Article 19 of the Freeway and Expressway Traffic Control Regulation (zh:高速公路及快速公路交通管制規則), effective on 1 July 2006, makes it officially possible to allow motorcycles with a cylinder capacity of more than 550 cc on certain expressways. On 29 June 2012 article 20 of the same was amended to permit the use of motorcycles over 250cc (i.e. yellow and red registration plates) on most expressways, as well as permitting the use of motorcycles over 550cc on freeways. Due to negative reactions from car drivers, police and local governments, the amendment permitting red-plate motorcycles on freeways has not been implemented on schedule

When the Legislative Yuan amended Article 92 of the Act Governing the Punishment of Violation of Road traffic Regulations on 12 January 2007 and the Executive Yuan ordered on 13 September 2007 to validate that amendment on Thursday, 1 November 2007, a motorcycle with a cylinder capacity of at least 550 cc may be driven on most expressways.
While motorcycles are still banned from freeways, the Legislative Yuan has asked the Ministry of Transportation and Communications in 2007 to study the feasibility to allow powerful motorcycles on freeways by 2010.

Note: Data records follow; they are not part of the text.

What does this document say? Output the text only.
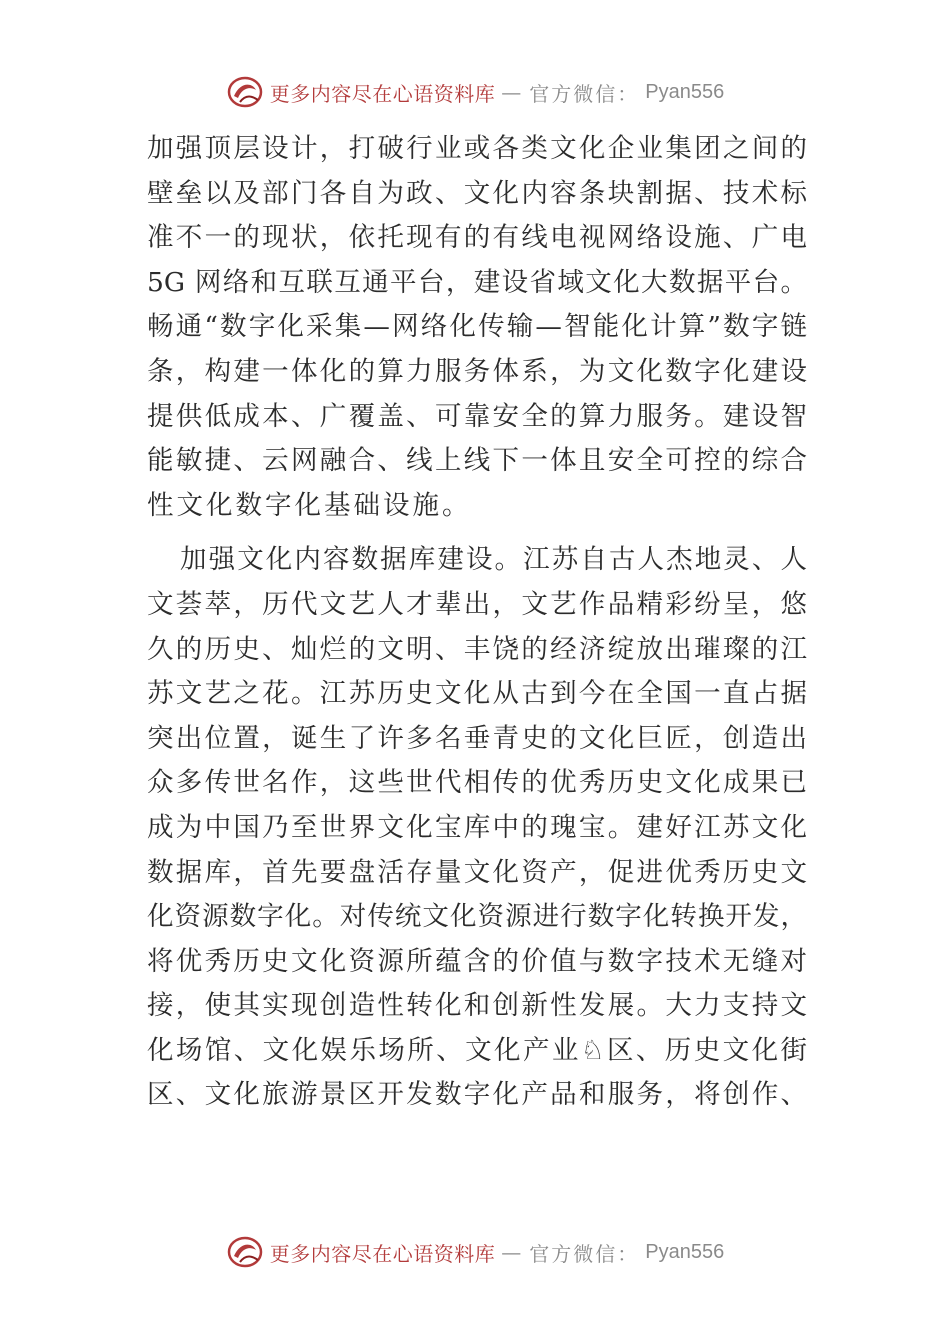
更多内容尽在心语资料库 — 官方微信： Pyan556
加强顶层设计，打破行业或各类文化企业集团之间的
壁垒以及部门各自为政、文化内容条块割据、技术标
准不一的现状，依托现有的有线电视网络设施、广电
5G 网络和互联互通平台，建设省域文化大数据平台。
畅通“数字化采集—网络化传输—智能化计算”数字链
条，构建一体化的算力服务体系，为文化数字化建设
提供低成本、广覆盖、可靠安全的算力服务。建设智
能敏捷、云网融合、线上线下一体且安全可控的综合
性文化数字化基础设施。
加强文化内容数据库建设。江苏自古人杰地灵、人
文荟萃，历代文艺人才辈出，文艺作品精彩纷呈，悠
久的历史、灿烂的文明、丰饶的经济绽放出璀璨的江
苏文艺之花。江苏历史文化从古到今在全国一直占据
突出位置，诞生了许多名垂青史的文化巨匠，创造出
众多传世名作，这些世代相传的优秀历史文化成果已
成为中国乃至世界文化宝库中的瑰宝。建好江苏文化
数据库，首先要盘活存量文化资产，促进优秀历史文
化资源数字化。对传统文化资源进行数字化转换开发，
将优秀历史文化资源所蕴含的价值与数字技术无缝对
接，使其实现创造性转化和创新性发展。大力支持文
化场馆、文化娱乐场所、文化产业♘区、历史文化街
区、文化旅游景区开发数字化产品和服务，将创作、
更多内容尽在心语资料库 — 官方微信： Pyan556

A further amendment on 8 November 2011 theoretically permits motorcycles over 550cc (i.e. those with red registration plates) to drive on freeways under certain conditions.

==Speed restrictions==
Due to perceived safety concerns, freeways in certain countries and areas impose lower speed limits upon motorcycles than cars:
- Mainland China: 80 km/h (as opposed to 120 km/h for cars)
- Japan: The same speed limits for passenger cars apply for motorcycles. The maximum posted speed in Japan is 120 km/h and statutory speed limit for motorcycles defaults to 100 km/h on divided national expressways unless otherwise posted. Prior to 2000, motorcycles were limited to 80 km/h.